Thoughts on the Segment “Can You Bribe a 9th Grader to Succeed?” from the Film Freakonomics

In my English class that I took in the Spring 2012 semester, we viewed three of the four segments of the documentary film Freakonomics, and we wrote several short assignments about them.  This post is my summary of the segment, “Can You Bribe a 9th Grader to Succeed?” as well as my thoughts on the issue at hand.

 

Education has always been very important to ensure financial security.  However, in America there seems to be a crisis of students not doing well enough.  Failing to graduate from high school can be a financial disaster, since most decent playing jobs require at least high school diploma.  (On a side note, nowadays, a high school diploma is not enough to ensure financial security; a Bachelor’s degree is often needed for a good-paying job.)  This essay focuses on a study done by University of Chicago researchers.  The study focuses on 9th graders at Bloom Trail High School in Chicago Heights, Illinois, a suburb approximately, a twenty-minute drive south of Chicago; it is attempting to find if students can be bribed into performing better in school.  Students will be paid 50 dollars per month if they can improve their and keep them up.  Presumably, the rationale is that such a program will get students to understand the connection between good grades and financial security by giving them an example of the money they will earn if they do well in school and get a good job.  The segment focused on two students participating in the study Kevin Muncy and Urail King.  Both young men have mediocre grades.  This essay will focus on whether bribing students is a good idea.
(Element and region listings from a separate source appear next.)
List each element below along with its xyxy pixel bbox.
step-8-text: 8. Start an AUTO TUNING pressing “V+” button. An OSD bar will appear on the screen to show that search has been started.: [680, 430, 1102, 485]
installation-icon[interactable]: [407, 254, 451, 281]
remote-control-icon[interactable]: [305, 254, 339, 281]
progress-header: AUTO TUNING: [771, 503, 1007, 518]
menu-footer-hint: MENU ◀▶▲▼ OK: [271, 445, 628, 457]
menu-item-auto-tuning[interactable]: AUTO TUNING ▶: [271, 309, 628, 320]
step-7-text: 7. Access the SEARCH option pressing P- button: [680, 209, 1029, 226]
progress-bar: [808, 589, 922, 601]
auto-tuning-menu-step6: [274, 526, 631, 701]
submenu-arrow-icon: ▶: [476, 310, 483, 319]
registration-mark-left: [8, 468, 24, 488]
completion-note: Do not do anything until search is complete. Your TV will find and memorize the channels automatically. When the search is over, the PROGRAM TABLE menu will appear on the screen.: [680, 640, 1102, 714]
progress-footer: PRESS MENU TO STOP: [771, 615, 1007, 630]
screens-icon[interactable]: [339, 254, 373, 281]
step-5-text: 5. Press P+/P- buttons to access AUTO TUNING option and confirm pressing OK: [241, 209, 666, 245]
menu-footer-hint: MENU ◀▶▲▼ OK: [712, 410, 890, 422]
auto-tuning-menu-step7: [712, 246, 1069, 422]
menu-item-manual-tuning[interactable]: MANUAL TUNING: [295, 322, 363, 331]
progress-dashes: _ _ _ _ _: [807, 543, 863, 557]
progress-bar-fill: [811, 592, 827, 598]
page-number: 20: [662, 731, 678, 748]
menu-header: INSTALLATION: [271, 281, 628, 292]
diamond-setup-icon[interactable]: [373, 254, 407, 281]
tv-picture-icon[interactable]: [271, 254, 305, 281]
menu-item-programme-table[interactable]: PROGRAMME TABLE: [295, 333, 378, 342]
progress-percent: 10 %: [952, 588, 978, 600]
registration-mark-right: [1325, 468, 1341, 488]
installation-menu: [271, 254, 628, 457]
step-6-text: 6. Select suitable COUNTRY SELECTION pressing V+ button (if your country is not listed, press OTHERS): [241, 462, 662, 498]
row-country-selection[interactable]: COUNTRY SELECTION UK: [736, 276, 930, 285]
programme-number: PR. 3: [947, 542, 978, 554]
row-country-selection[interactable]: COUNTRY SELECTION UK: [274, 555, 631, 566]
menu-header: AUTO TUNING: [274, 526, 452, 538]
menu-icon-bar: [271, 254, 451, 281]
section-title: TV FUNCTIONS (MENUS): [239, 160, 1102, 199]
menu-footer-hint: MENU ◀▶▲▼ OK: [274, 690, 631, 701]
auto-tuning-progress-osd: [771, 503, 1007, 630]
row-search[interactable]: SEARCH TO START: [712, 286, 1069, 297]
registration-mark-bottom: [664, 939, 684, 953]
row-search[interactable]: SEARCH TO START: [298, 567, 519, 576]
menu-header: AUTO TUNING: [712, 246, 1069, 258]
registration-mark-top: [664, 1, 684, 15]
Bribing students can have a mixed response.  For some people, money is enough to motivate them.  On the other hand, some people will not change their habits even if they have a motivation.  The documentary showed that the program had a mixed effect on both King and Muncy.  Both of them improved some of their grades, but they also did worse in other classes.  Muncy was shown not changing his work habits very much if at all.  He is shown texting during class and playing a video game while at home.  Bribing might have some positive effect; however, the positive effect may be incomplete at best.

If I was in charge of the study I might do it differently.  First, I would give students money at the start as motivation for their grades.  If they do not keep their grades up, then they lose the money.  If they keep them up, they keep the money and earn more.  It seems to me that being rewarded at the start would make the reward seem more real to the students, and that would encourage them to do better because the reward is physical rather than just an abstract concept that must be made concrete.

In conclusion, bribing students to get them to improve their school performance is at best going to have a mixed response.  Some people will be motivated more than others.  Even those who are motivated may not be completely motivated to change their study habits completely.  To get students to achieve in school much more needs to be done.